Zealous sports officials in China have built a running track. But this is no ordinary track and will require some stunning footwork to maneuver as there are no curves. The running track has perfect 90o turns instead of gradual bends, as is the norm in a standard oval track.

The sports officials built a rectangular running track because they were concerned they wouldn't get an oval one finished in time for a Communist Party inspection. The bizarre circuit was built as a part of a major refurbishment of a 10,000 square foot stadium in Tonghe County in the north-eastern Heilongjiang province.

With the big-budget project running significantly behind schedule and an inspection by notoriously finicky Communist Party officials quite close, managers made the decision to quite literally cut corners and create a running track with awkward 90-degree bends, reported Short List.

Their justification for a right angled running track? They are much easier and faster to measure and lay out. The officials argued that the old and correctly laid out oval track was excessively worn out and couldn't be used as a template for repainting. Moreover, Communist Party officials announced their 'surprise' visit and that left no time for the officials to measure the curvature and paint as per the standards. So they chose to instead cover the track with perfect corners at every bend.

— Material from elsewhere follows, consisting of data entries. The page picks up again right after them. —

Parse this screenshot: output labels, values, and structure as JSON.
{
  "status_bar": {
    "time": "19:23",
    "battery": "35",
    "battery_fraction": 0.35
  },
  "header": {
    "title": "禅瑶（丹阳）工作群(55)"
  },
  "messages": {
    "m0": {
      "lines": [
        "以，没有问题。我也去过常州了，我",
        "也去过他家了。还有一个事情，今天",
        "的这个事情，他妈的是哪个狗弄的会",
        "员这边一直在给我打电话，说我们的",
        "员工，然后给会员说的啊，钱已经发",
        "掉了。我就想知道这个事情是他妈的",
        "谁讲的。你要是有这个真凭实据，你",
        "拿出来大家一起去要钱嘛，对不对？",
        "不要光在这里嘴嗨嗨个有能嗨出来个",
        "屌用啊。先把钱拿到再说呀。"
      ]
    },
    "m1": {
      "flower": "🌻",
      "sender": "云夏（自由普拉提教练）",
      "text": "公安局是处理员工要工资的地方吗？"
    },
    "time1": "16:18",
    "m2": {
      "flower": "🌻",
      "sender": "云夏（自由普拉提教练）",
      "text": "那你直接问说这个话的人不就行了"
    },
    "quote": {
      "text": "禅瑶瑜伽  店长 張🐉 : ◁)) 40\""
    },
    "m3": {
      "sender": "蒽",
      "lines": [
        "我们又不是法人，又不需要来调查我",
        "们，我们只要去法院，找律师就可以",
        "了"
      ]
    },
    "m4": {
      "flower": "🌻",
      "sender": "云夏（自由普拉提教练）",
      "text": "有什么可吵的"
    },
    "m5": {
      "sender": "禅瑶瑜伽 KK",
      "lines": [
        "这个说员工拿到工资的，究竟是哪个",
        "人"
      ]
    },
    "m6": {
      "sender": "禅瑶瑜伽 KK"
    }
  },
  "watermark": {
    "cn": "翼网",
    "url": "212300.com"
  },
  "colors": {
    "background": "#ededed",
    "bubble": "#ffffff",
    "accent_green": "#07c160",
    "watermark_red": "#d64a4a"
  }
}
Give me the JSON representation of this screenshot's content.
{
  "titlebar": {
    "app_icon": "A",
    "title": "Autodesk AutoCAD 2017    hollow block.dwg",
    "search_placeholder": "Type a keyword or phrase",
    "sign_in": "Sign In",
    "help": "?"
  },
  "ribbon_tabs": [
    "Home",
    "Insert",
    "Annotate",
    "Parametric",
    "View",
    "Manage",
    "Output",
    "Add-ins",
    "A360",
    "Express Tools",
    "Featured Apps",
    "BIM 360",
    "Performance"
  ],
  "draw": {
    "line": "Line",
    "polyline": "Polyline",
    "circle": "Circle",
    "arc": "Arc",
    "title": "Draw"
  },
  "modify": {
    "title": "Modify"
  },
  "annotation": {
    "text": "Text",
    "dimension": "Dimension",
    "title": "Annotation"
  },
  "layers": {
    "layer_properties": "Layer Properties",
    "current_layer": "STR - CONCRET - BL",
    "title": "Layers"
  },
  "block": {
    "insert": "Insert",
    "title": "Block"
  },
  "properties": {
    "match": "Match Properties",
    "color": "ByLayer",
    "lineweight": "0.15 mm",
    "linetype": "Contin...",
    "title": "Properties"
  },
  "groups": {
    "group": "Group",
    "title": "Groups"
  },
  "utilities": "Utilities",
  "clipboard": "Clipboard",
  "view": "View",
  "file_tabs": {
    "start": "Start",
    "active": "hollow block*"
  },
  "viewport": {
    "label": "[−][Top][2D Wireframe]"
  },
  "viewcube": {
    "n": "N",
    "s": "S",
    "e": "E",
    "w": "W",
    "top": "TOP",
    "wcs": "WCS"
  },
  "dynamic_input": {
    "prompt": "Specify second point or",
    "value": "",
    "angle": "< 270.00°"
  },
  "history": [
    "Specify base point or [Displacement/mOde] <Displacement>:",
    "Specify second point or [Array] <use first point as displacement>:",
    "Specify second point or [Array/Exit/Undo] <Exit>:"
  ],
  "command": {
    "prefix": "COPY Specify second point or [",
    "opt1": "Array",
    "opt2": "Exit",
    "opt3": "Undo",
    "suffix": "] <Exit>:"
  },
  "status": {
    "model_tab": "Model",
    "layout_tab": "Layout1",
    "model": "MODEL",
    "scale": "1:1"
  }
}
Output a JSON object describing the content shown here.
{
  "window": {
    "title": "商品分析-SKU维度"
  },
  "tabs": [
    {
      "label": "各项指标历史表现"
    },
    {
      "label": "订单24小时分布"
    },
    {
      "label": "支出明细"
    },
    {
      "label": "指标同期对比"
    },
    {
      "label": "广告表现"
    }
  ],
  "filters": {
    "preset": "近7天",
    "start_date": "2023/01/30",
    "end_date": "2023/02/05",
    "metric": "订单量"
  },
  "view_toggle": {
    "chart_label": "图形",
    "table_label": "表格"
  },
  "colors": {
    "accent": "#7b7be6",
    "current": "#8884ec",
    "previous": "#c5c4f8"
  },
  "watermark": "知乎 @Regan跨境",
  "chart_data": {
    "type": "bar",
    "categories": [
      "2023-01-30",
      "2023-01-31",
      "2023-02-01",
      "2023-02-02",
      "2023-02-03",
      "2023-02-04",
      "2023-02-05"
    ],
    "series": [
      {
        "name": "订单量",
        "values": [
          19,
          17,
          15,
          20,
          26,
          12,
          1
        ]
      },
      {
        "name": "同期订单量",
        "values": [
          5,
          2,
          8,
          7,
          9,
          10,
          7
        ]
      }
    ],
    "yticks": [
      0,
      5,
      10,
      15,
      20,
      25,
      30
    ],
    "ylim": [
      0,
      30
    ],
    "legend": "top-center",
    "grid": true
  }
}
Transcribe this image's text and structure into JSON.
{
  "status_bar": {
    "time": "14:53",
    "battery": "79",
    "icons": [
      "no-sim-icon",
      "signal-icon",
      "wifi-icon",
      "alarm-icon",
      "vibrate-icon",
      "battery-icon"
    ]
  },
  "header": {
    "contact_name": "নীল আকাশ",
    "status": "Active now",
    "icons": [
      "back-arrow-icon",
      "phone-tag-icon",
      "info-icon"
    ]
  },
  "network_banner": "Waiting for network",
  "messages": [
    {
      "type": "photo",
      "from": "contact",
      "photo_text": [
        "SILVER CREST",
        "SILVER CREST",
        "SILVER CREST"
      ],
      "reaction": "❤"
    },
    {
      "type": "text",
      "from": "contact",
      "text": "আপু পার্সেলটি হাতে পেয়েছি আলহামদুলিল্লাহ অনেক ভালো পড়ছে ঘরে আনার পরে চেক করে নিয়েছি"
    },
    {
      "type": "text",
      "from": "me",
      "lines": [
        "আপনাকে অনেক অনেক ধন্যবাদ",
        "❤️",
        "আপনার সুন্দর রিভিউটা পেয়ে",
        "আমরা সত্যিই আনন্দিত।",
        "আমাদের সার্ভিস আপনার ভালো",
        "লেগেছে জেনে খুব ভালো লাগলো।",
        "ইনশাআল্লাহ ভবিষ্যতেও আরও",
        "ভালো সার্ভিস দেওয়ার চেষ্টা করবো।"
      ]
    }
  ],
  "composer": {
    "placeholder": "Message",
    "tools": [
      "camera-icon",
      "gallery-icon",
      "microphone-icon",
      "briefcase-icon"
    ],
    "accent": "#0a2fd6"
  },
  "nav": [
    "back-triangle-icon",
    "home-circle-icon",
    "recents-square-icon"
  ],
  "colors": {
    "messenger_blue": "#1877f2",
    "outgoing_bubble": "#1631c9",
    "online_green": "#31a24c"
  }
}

Except for the square running track, almost everything is picture perfect; from the perfectly laid grass in the center of the sports field to the massively improved seating facilities for spectators. But the right angled sports track has been strongly ridiculed by the reporters who were invited to cover the visit by the Communist Party officials, reported The Daily Mail.

Needless to say, the right angled rectangular track is extremely dangerous for athletes that will have to drastically reduce their gait in order to stick to their lane. Sports enthusiasts also warned about head collisions as athletes would have to bend unnaturally in order to turn effectively. Despite being strongly criticized, a stadium manager was quoted as saying,

"In order to get it ready for the leaders, we painted it like that... We think it is ugly too but if the leaders don't ask us to change it, what are we supposed to do?"
If at all the track does open up for athletes, it will surely result in a lot of injuries. But for now, the track appears all set for its re-opening. Wonder how the starting position will look like?